En tant qu'objet d’étude littéraire, le récit a une histoire très récente, liée au moment structuraliste et à l’élaboration de la notion de "texte". La première manifestation est le numéro 8 de la revue Communications de novembre 1966, "Introduction à l’étude des récits" dirigé par Barthes. À partir de là, les choses vont très vite, sous l’impulsion de Gérard Genette, d’abord dans une série d’articles comme "Frontières du récit" (sur Flaubert) ou "D’un récit baroque" (sur Saint-Amant), repris dans Figures II en 1969, puis dans un ouvrage théorique développé, "Discours du récit" publié en 1972 dans Figures III. La "narratologie", comme l’a baptisée Todorov, était née, dans une interaction étroite entre le théorique (structures et modes de narration) et le critique (puisque l’analyse se présente comme une longue analyse sur la Recherche de Proust).


Ce n’est pas l’objet de ce forum d’entrer dans le détail de cette théorie qui est extrêmement élaborée et difficile à résumer en quelques phrases. Il ne sera cependant pas inutile de faire quelques rappels sur l’orientation générale qui est celle de Genette. La première chose à dire porte sur la spécification terminologique.

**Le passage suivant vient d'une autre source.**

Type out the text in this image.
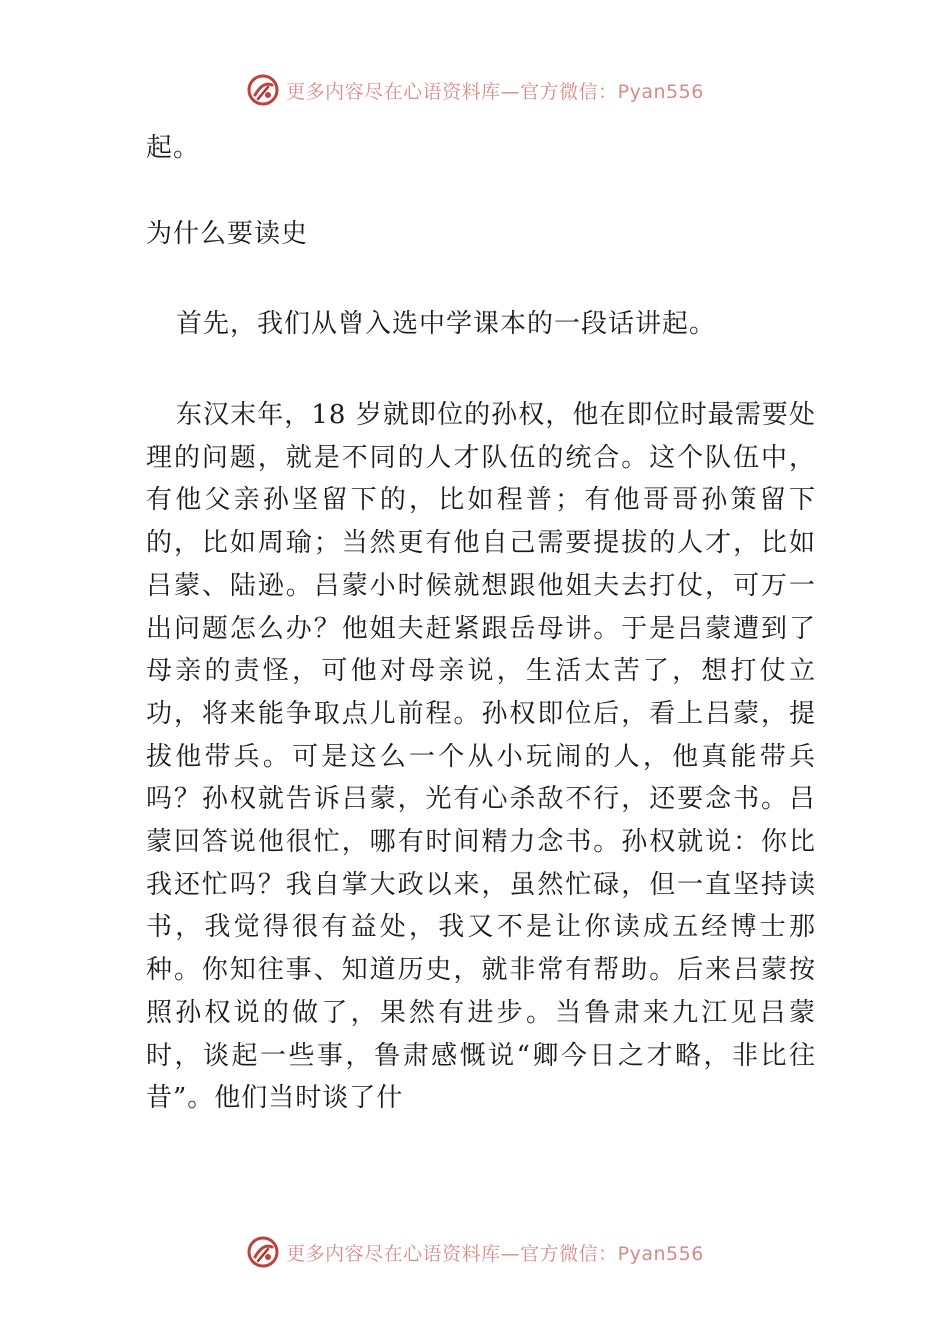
更多内容尽在心语资料库—官方微信：Pyan556

起。

为什么要读史

首先，我们从曾入选中学课本的一段话讲起。

东汉末年，18 岁就即位的孙权，他在即位时最需要处理的问题，就是不同的人才队伍的统合。这个队伍中，有他父亲孙坚留下的，比如程普；有他哥哥孙策留下的，比如周瑜；当然更有他自己需要提拔的人才，比如吕蒙、陆逊。吕蒙小时候就想跟他姐夫去打仗，可万一出问题怎么办？他姐夫赶紧跟岳母讲。于是吕蒙遭到了母亲的责怪，可他对母亲说，生活太苦了，想打仗立功，将来能争取点儿前程。孙权即位后，看上吕蒙，提拔他带兵。可是这么一个从小玩闹的人，他真能带兵吗？孙权就告诉吕蒙，光有心杀敌不行，还要念书。吕蒙回答说他很忙，哪有时间精力念书。孙权就说：你比我还忙吗？我自掌大政以来，虽然忙碌，但一直坚持读书，我觉得很有益处，我又不是让你读成五经博士那种。你知往事、知道历史，就非常有帮助。后来吕蒙按照孙权说的做了，果然有进步。当鲁肃来九江见吕蒙时，谈起一些事，鲁肃感慨说“卿今日之才略，非比往昔”。他们当时谈了什

更多内容尽在心语资料库—官方微信：Pyan556
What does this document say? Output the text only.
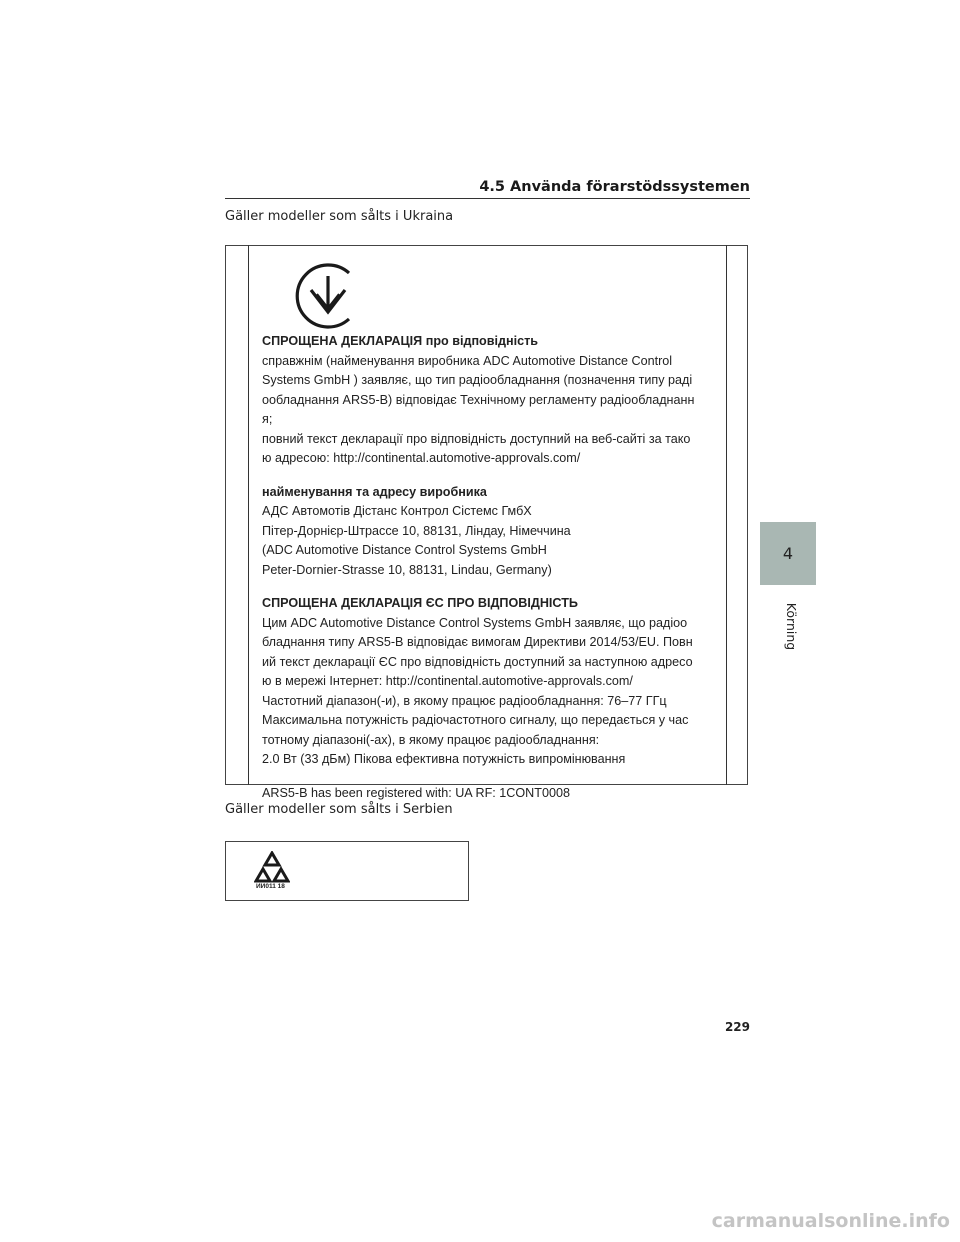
4.5 Använda förarstödssystemen
Gäller modeller som sålts i Ukraina

СПРОЩЕНА ДЕКЛАРАЦІЯ про відповідність

справжнім (найменування виробника ADC Automotive Distance Control

Systems GmbH ) заявляє, що тип радіообладнання (позначення типу раді

ообладнання ARS5-B) відповідає Технічному регламенту радіообладнанн

я;

повний текст декларації про відповідність доступний на веб-сайті за тако

ю адресою: http://continental.automotive-approvals.com/

найменування та адресу виробника

АДС Автомотів Дістанс Контрол Сістемс ГмбХ

Пітер-Дорнієр-Штрассе 10, 88131, Ліндау, Німеччина

(ADC Automotive Distance Control Systems GmbH

Peter-Dornier-Strasse 10, 88131, Lindau, Germany)

СПРОЩЕНА ДЕКЛАРАЦІЯ ЄС ПРО ВІДПОВІДНІСТЬ

Цим ADC Automotive Distance Control Systems GmbH заявляє, що радіоо

бладнання типу ARS5-B відповідає вимогам Директиви 2014/53/EU. Повн

ий текст декларації ЄС про відповідність доступний за наступною адресо

ю в мережі Інтернет: http://continental.automotive-approvals.com/

Частотний діапазон(-и), в якому працює радіообладнання: 76–77 ГГц

Максимальна потужність радіочастотного сигналу, що передається у час

тотному діапазоні(-ах), в якому працює радіообладнання:

2.0 Вт (33 дБм) Пікова ефективна потужність випромінювання

ARS5-B has been registered with: UA RF: 1CONT0008

Gäller modeller som sålts i Serbien
ИИ011 18
4
Körning
229
carmanualsonline.info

Afin de fixer l’usage technique de la notion de récit, Genette propose de le distinguer soigneusement de deux notions connexes:
— le récit proprement dit est un énoncé, c’est-à-dire un texte ou un discours;
— l’histoire renvoie à ce dont traite le texte, d’abord comme enchaînement particulier d’actions, ensuite comme univers des événements racontés c’est-à-dire comme diégèse (attention, Genette n’utilise jamsi le terme dans son sens aristotélicien, en relation avec le couple diégésis / mimesis, c’est-à-dire mode narratif / mode dramatique);
— enfin la narration comme "acte narratif producteur" qui désigne la situation (réelle ou fictive) dans laquelle le discours est proféré.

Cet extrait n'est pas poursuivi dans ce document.